By Taos Turner
If Cheech & Chong were here, they’d grab a bong and celebrate.
Argentina’s Supreme Court on Tuesday ruled unanimously that it is unconstitutional to punish adults for consuming marijuana as long as doing so doesn’t put anyone else at risk.
As the court itself recognized, its decision “implies legalizing the drug.”
But for anyone hoping this would turn Buenos Aires into a kind of Amsterdam 2.0, that’s not going to happen. The court limited the scope of its ruling to low-level private consumption.
That means you shouldn’t expect to see Marijuana Shops popping up alongside regular coffee joints. Anyone interested in buying pot will still have to go underground to do so.

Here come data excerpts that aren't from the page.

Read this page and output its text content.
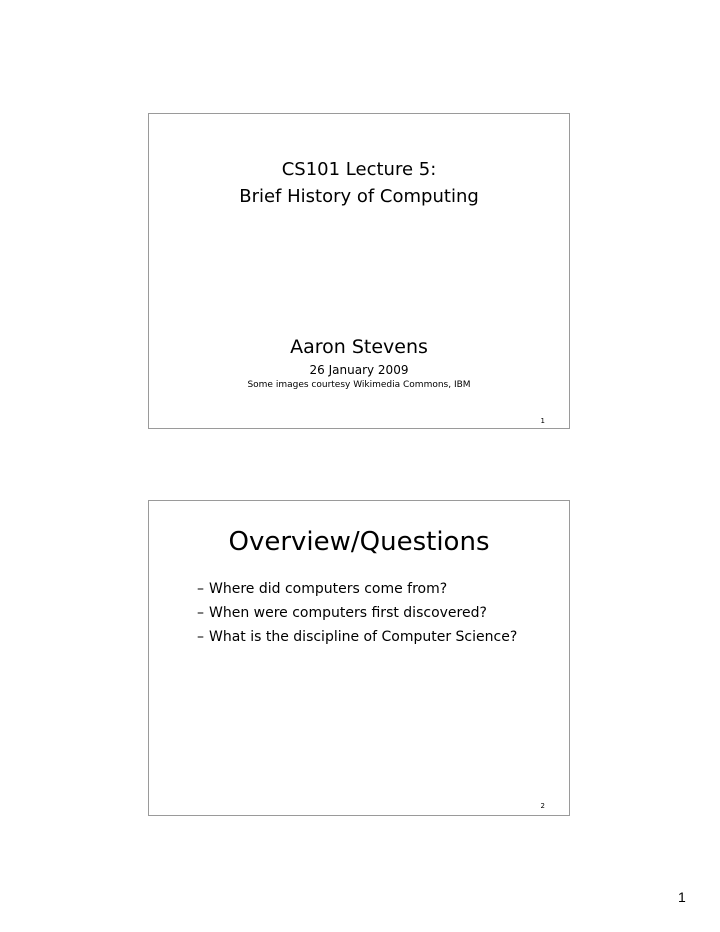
CS101 Lecture 5:
Brief History of Computing
Aaron Stevens
26 January 2009
Some images courtesy Wikimedia Commons, IBM
1
Overview/Questions
– Where did computers come from?
– When were computers first discovered?
– What is the discipline of Computer Science?
2
1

Technically, only Congress can legalize the consumption of drugs, per se, but the court’s move is significant. It strikes down part of an earlier law that arguably allowed for penalties against personal use. Congress could follow the court’s lead and pass legislation formally legalizing personal consumption.
The court also called on the government to crack down on narco-trafficking and implement programs to prevent people, especially kids, from becoming addicted to drugs.
The court based its ruling on three factors:
1) According to the constitution, “each adult is sovereign when it comes to making free decisions about the style of life he or she wants to pursue, without the state intervening…” (Article 19 of the Constitution.)
2) “You can’t penalize private conduct that doesn’t hurt third parties.”
3) Private conduct is “licit,” except when it constitutes a concrete danger or causes damage to goods or the rights of others.
In other words, keep it to yourself, and if nobody and nothing gets hurt or damaged, you’re legal.
Legal scholars and supreme court justices (individually) have long maintained that the personal consumption of drugs (even cocaine) is legal under Argentina’s constitution.
Courts have frequently ruled against attempts to penalize personal possession. Despite this, law enforcement officials in various parts of the country have at times arrested and persecuted individuals for the personal use and transportation of drugs.
Argentina is not a major drug producer or exporter. But in recent years the country has become a key gateway for the transportation and triangulation of drugs produced in elsewhere in Latin America for export to the US and Europe. Drug enforcement officials say that most days at least one flight out of Ezeiza contains a drug smuggler.